WASHINGTON (AP) — When Jill Biden realized that terrorists attacked the United States on Sept. 2. In November 2001, her husband Joe, She wasn’t the only loved one worried about the safety of her.
Biden recalled that her sister, Bonny Jacobs, was a United Airlines flight attendant when one of four hijacked planes flew into New York’s World Trade Center, the Pentagon and Pennsylvania She was “frightened to death” at an airport at the airport that killed nearly 3,000 people.
After learning that her sister was safe at her Pennsylvania home, “I went straight to Bonnie’s house,” Biden told The Associated Press in an interview with The Associated Press on Saturday, as she and her sister remembered that day.
On Sunday, current first lady Jill Biden commemorates the 21st anniversary of the 9/11 attacks Jacobs accompanied him as he spoke at the Flight 93 National Memorial in Shanksville, Pennsylvania.
Forty passengers and crew on a United Airlines flight fought back against the hijackers, foiling a horrific attack on the U.S. Capitol in Washington.
Jill Biden recalled in an interview with The Associated Press: “I called Bonnie to see where she was because I was scared to death…I didn’t know where she was, she was flying, not flying, Where is she.” “Then I found her at home.”
Biden went to teach her classes at Delaware Technical Community College and went straight to her sister’s house after school.
Joe BidenAmtrak, then a U.S. senator, was on a train to Washington when his wife got a call. They were on the phone when a plane hit the second tower of the World Trade Center and she shouted, “Oh my god, oh my god, oh my god”.
Jacobs said she got home around 2 a.m. on September 2. After 11 night flight. She slept for a while, got up to help her kids, then 11 and 7, went to school, turned off her phone, and went back to bed.
“So when I get up around noon, it’s a really good day,” she said. “I drank coffee. I sat outside. I literally said out loud, ‘I’m not doing anything today. What a great day.'”
She saw the phone as she went in. Jill left a message asking if she had been watching TV. She opened it and saw a replay of the World Trade Center attack.

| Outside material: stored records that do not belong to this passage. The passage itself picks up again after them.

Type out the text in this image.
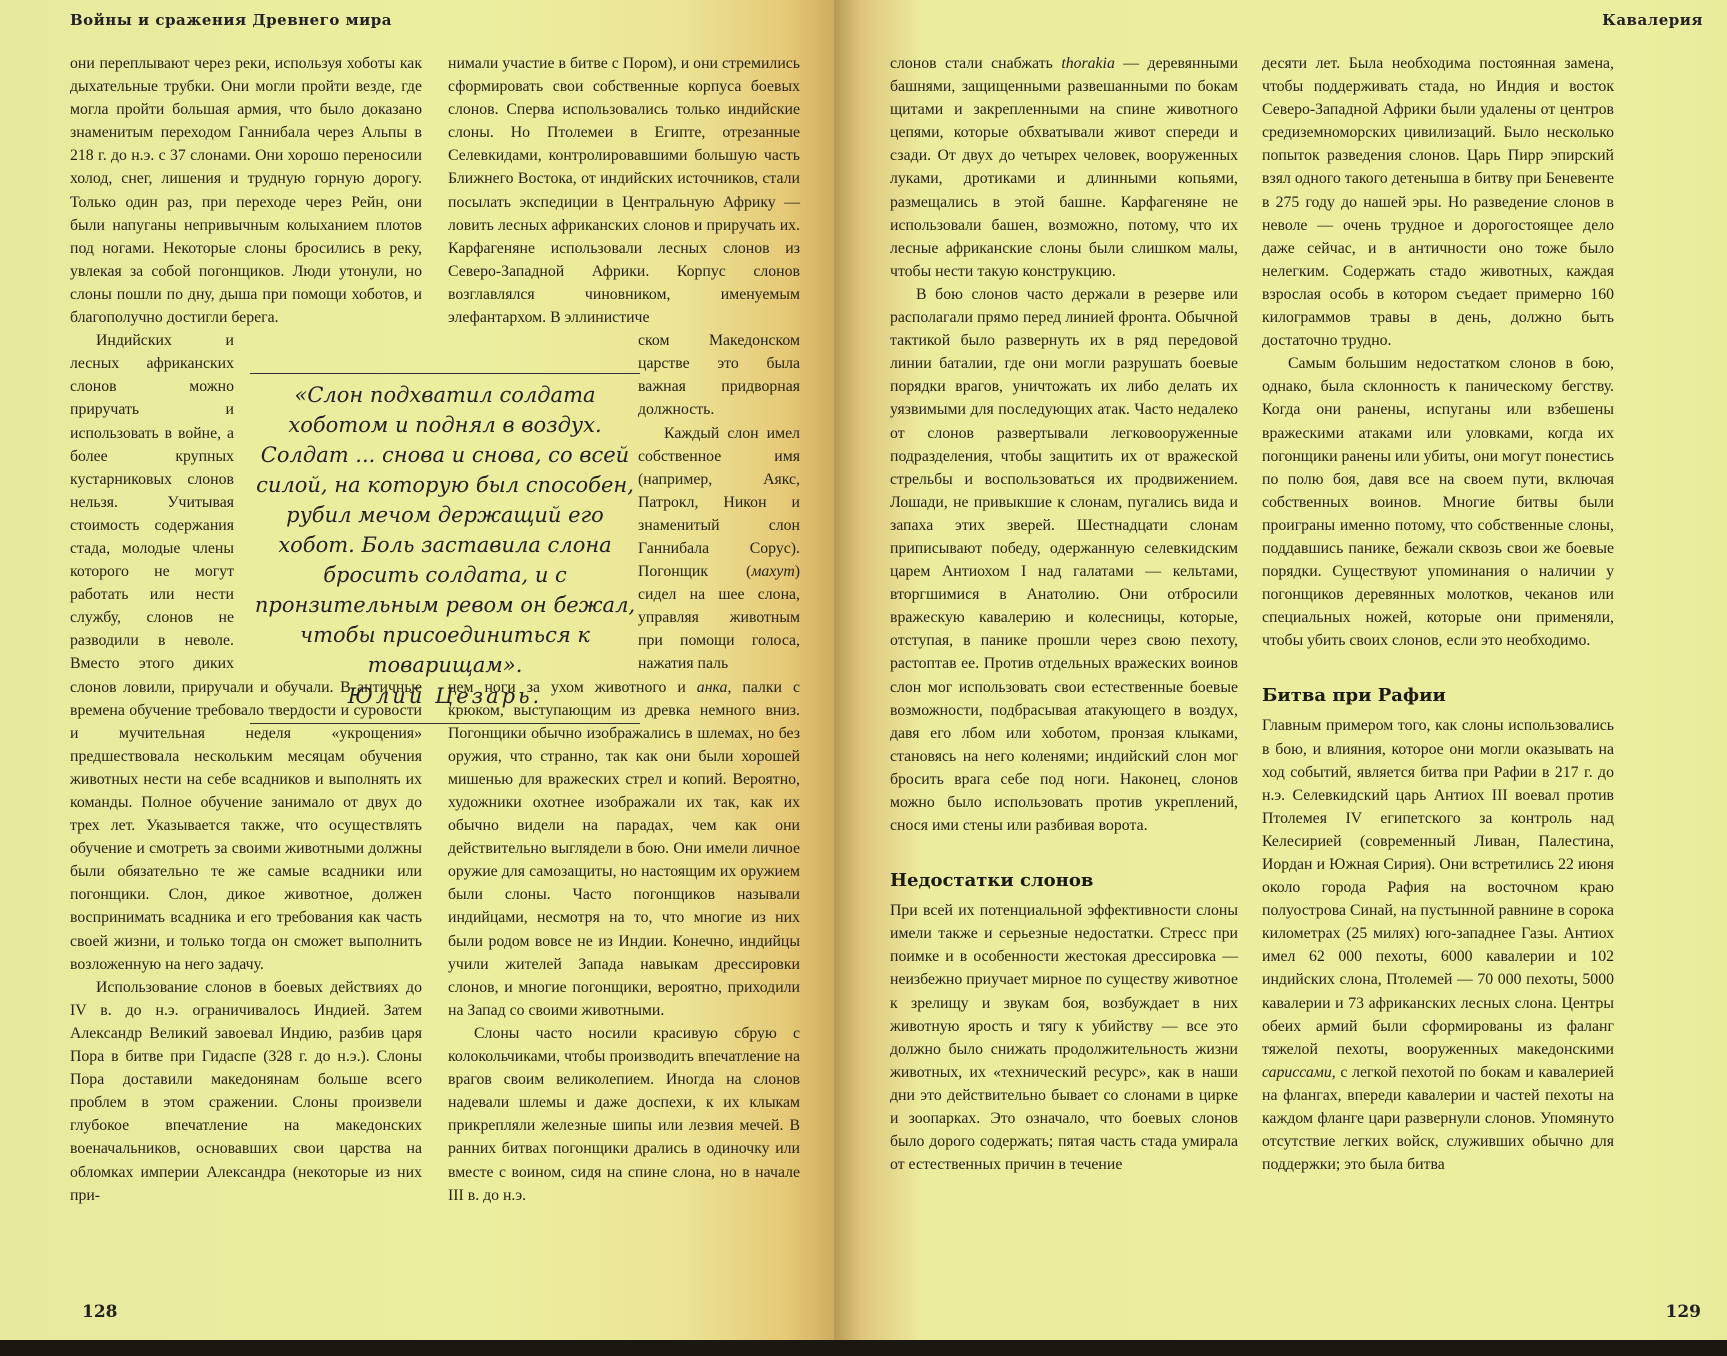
Войны и сражения Древнего мира

они переплывают через реки, используя хоботы как дыхательные трубки. Они могли пройти везде, где могла пройти большая армия, что было доказано знаменитым переходом Ганнибала через Альпы в 218 г. до н.э. с 37 слонами. Они хорошо переносили холод, снег, лишения и трудную горную дорогу. Только один раз, при переходе через Рейн, они были напуганы непривычным колыханием плотов под ногами. Некоторые слоны бросились в реку, увлекая за собой погонщиков. Люди утонули, но слоны пошли по дну, дыша при помощи хоботов, и благополучно достигли берега.

Индийских и лесных африканских слонов можно приручать и использовать в войне, а более крупных кустарниковых слонов нельзя. Учитывая стоимость содержания стада, молодые члены которого не могут работать или нести службу, слонов не разводили в неволе. Вместо этого диких слонов ловили, приручали и обучали. В античные времена обучение требовало твердости и суровости и мучительная неделя «укрощения» предшествовала нескольким месяцам обучения животных нести на себе всадников и выполнять их команды. Полное обучение занимало от двух до трех лет. Указывается также, что осуществлять обучение и смотреть за своими животными должны были обязательно те же самые всадники или погонщики. Слон, дикое животное, должен воспринимать всадника и его требования как часть своей жизни, и только тогда он сможет выполнить возложенную на него задачу.

Использование слонов в боевых действиях до IV в. до н.э. ограничивалось Индией. Затем Александр Великий завоевал Индию, разбив царя Пора в битве при Гидаспе (328 г. до н.э.). Слоны Пора доставили македонянам больше всего проблем в этом сражении. Слоны произвели глубокое впечатление на македонских военачальников, основавших свои царства на обломках империи Александра (некоторые из них при-

нимали участие в битве с Пором), и они стремились сформировать свои собственные корпуса боевых слонов. Сперва использовались только индийские слоны. Но Птолемеи в Египте, отрезанные Селевкидами, контролировавшими большую часть Ближнего Востока, от индийских источников, стали посылать экспедиции в Центральную Африку — ловить лесных африканских слонов и приручать их. Карфагеняне использовали лесных слонов из Северо-Западной Африки. Корпус слонов возглавлялся чиновником, именуемым элефантархом. В эллинистиче

ском Македонском царстве это была важная придворная должность.

Каждый слон имел собственное имя (например, Аякс, Патрокл, Никон и знаменитый слон Ганнибала Сорус). Погонщик (махут) сидел на шее слона, управляя животным при помощи голоса, нажатия паль

цем ноги за ухом животного и анка, палки с крюком, выступающим из древка немного вниз. Погонщики обычно изображались в шлемах, но без оружия, что странно, так как они были хорошей мишенью для вражеских стрел и копий. Вероятно, художники охотнее изображали их так, как их обычно видели на парадах, чем как они действительно выглядели в бою. Они имели личное оружие для самозащиты, но настоящим их оружием были слоны. Часто погонщиков называли индийцами, несмотря на то, что многие из них были родом вовсе не из Индии. Конечно, индийцы учили жителей Запада навыкам дрессировки слонов, и многие погонщики, вероятно, приходили на Запад со своими животными.

Слоны часто носили красивую сбрую с колокольчиками, чтобы производить впечатление на врагов своим великолепием. Иногда на слонов надевали шлемы и даже доспехи, к их клыкам прикрепляли железные шипы или лезвия мечей. В ранних битвах погонщики дрались в одиночку или вместе с воином, сидя на спине слона, но в начале III в. до н.э.

«Слон подхватил солдата хоботом и поднял в воздух. Солдат ... снова и снова, со всей силой, на которую был способен, рубил мечом держащий его хобот. Боль заставила слона бросить солдата, и с пронзительным ревом он бежал, чтобы присоединиться к товарищам».
Юлий Цезарь.
128
Кавалерия

слонов стали снабжать thorakia — деревянными башнями, защищенными развешанными по бокам щитами и закрепленными на спине животного цепями, которые обхватывали живот спереди и сзади. От двух до четырех человек, вооруженных луками, дротиками и длинными копьями, размещались в этой башне. Карфагеняне не использовали башен, возможно, потому, что их лесные африканские слоны были слишком малы, чтобы нести такую конструкцию.

В бою слонов часто держали в резерве или располагали прямо перед линией фронта. Обычной тактикой было развернуть их в ряд передовой линии баталии, где они могли разрушать боевые порядки врагов, уничтожать их либо делать их уязвимыми для последующих атак. Часто недалеко от слонов развертывали легковооруженные подразделения, чтобы защитить их от вражеской стрельбы и воспользоваться их продвижением. Лошади, не привыкшие к слонам, пугались вида и запаха этих зверей. Шестнадцати слонам приписывают победу, одержанную селевкидским царем Антиохом I над галатами — кельтами, вторгшимися в Анатолию. Они отбросили вражескую кавалерию и колесницы, которые, отступая, в панике прошли через свою пехоту, растоптав ее. Против отдельных вражеских воинов слон мог использовать свои естественные боевые возможности, подбрасывая атакующего в воздух, давя его лбом или хоботом, пронзая клыками, становясь на него коленями; индийский слон мог бросить врага себе под ноги. Наконец, слонов можно было использовать против укреплений, снося ими стены или разбивая ворота.

Недостатки слонов

При всей их потенциальной эффективности слоны имели также и серьезные недостатки. Стресс при поимке и в особенности жестокая дрессировка — неизбежно приучает мирное по существу животное к зрелищу и звукам боя, возбуждает в них животную ярость и тягу к убийству — все это должно было снижать продолжительность жизни животных, их «технический ресурс», как в наши дни это действительно бывает со слонами в цирке и зоопарках. Это означало, что боевых слонов было дорого содержать; пятая часть стада умирала от естественных причин в течение

десяти лет. Была необходима постоянная замена, чтобы поддерживать стада, но Индия и восток Северо-Западной Африки были удалены от центров средиземноморских цивилизаций. Было несколько попыток разведения слонов. Царь Пирр эпирский взял одного такого детеныша в битву при Беневенте в 275 году до нашей эры. Но разведение слонов в неволе — очень трудное и дорогостоящее дело даже сейчас, и в античности оно тоже было нелегким. Содержать стадо животных, каждая взрослая особь в котором съедает примерно 160 килограммов травы в день, должно быть достаточно трудно.

Самым большим недостатком слонов в бою, однако, была склонность к паническому бегству. Когда они ранены, испуганы или взбешены вражескими атаками или уловками, когда их погонщики ранены или убиты, они могут понестись по полю боя, давя все на своем пути, включая собственных воинов. Многие битвы были проиграны именно потому, что собственные слоны, поддавшись панике, бежали сквозь свои же боевые порядки. Существуют упоминания о наличии у погонщиков деревянных молотков, чеканов или специальных ножей, которые они применяли, чтобы убить своих слонов, если это необходимо.

Битва при Рафии

Главным примером того, как слоны использовались в бою, и влияния, которое они могли оказывать на ход событий, является битва при Рафии в 217 г. до н.э. Селевкидский царь Антиох III воевал против Птолемея IV египетского за контроль над Келесирией (современный Ливан, Палестина, Иордан и Южная Сирия). Они встретились 22 июня около города Рафия на восточном краю полуострова Синай, на пустынной равнине в сорока километрах (25 милях) юго-западнее Газы. Антиох имел 62 000 пехоты, 6000 кавалерии и 102 индийских слона, Птолемей — 70 000 пехоты, 5000 кавалерии и 73 африканских лесных слона. Центры обеих армий были сформированы из фаланг тяжелой пехоты, вооруженных македонскими сариссами, с легкой пехотой по бокам и кавалерией на флангах, впереди кавалерии и частей пехоты на каждом фланге цари развернули слонов. Упомянуто отсутствие легких войск, служивших обычно для поддержки; это была битва

129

“I started shaking,” Jacobs said, adding that she went upstairs to get dressed, “put my clothes inside and out” and spent the rest of the day watching TV.
“Then the first person to come to the house was Jill,” she said. “I didn’t ask her to come, but she just showed up and she was by my side as usual.”
Jacobs said she usually flies in September. 11th anniversary to pay tribute to her fallen United Airlines colleague and distract herself “because it’s so disturbing.” But she wanted to be with the first lady of Shanksville, offering her The same support her sister gave her.
“It was a special moment with her,” Jacobs said. “She was by my side when it happened, she was literally always by my side. She was my rock. Everyone should have a rock in their life, and she was mine.”
“As a flight attendant, it was a very special thing to share this with her, and she was there, you know, to support us,” Jacobs said.
In addition to laying a wreath and speaking at the memorial, the First Lady joined members of the Flight Attendants Association (CWA) to pay tribute to the crew of Flight 93.
Jill Biden in Shanksville remarks as she talks to husband and children after 9/11 shock ‘falls into grief’ and her thoughts turn to her sister who continues at United The company serves as a flight attendant.
“This is a job she has loved for many years, and I know the weight of this tragedy will weigh even more on her,” the first lady said. “When I got to her house, I realized I was right. She didn’t just lose a colleague. She lost a friend.”
She added: “But I know that as we learn more about that dark day, she is also proud of what happened here, proud that her flight attendants and the passengers of United Flight 93 fought back to help Stopped this plane from taking countless lives in our nation’s capital.”
Current President Joe Biden commemorates the day at the Pentagon. Vice President Kamala Harris and her husband Doug Emhoff attended a memorial service in New York.
September 11, and then Mori. Biden arrived in Washington to see smoke billowing from the sky from the Pentagon crash. He wanted to go to the Senate floor, but the Capitol and surrounding office and official complexes, including the Supreme Court, had been evacuated.
He was turned away by Capitol Police, who said the building was a potential target.
Jill Biden said in an interview that the actions of everyone on United Airlines Flight 93 saved dozens of lives — possibly including her husband’s.
“That plane was going to the U.S. Capitol, so I think it’s important that every year we go to Shanksville, we remember the people who fought: the flight attendants, the captains, the pilots, all the people who fought to save those lives. Struggling people, the first lady said.
She said her 9/11 message was: “We will never forget. We will not forget.”
“A lot happened that day because I was worried about Joe’s safety, but I couldn’t imagine my sister was on one of those flights,” the first lady said.
“I don’t know what word I want to use. I’m worried, I don’t even think it’s strong enough,” she added.
Jacobs chimed in that 9/11 was “surreal.”
Jill Biden added: “The whole thing is so surreal, but I’m just, you know, just really praying she’s not on one of those flights.”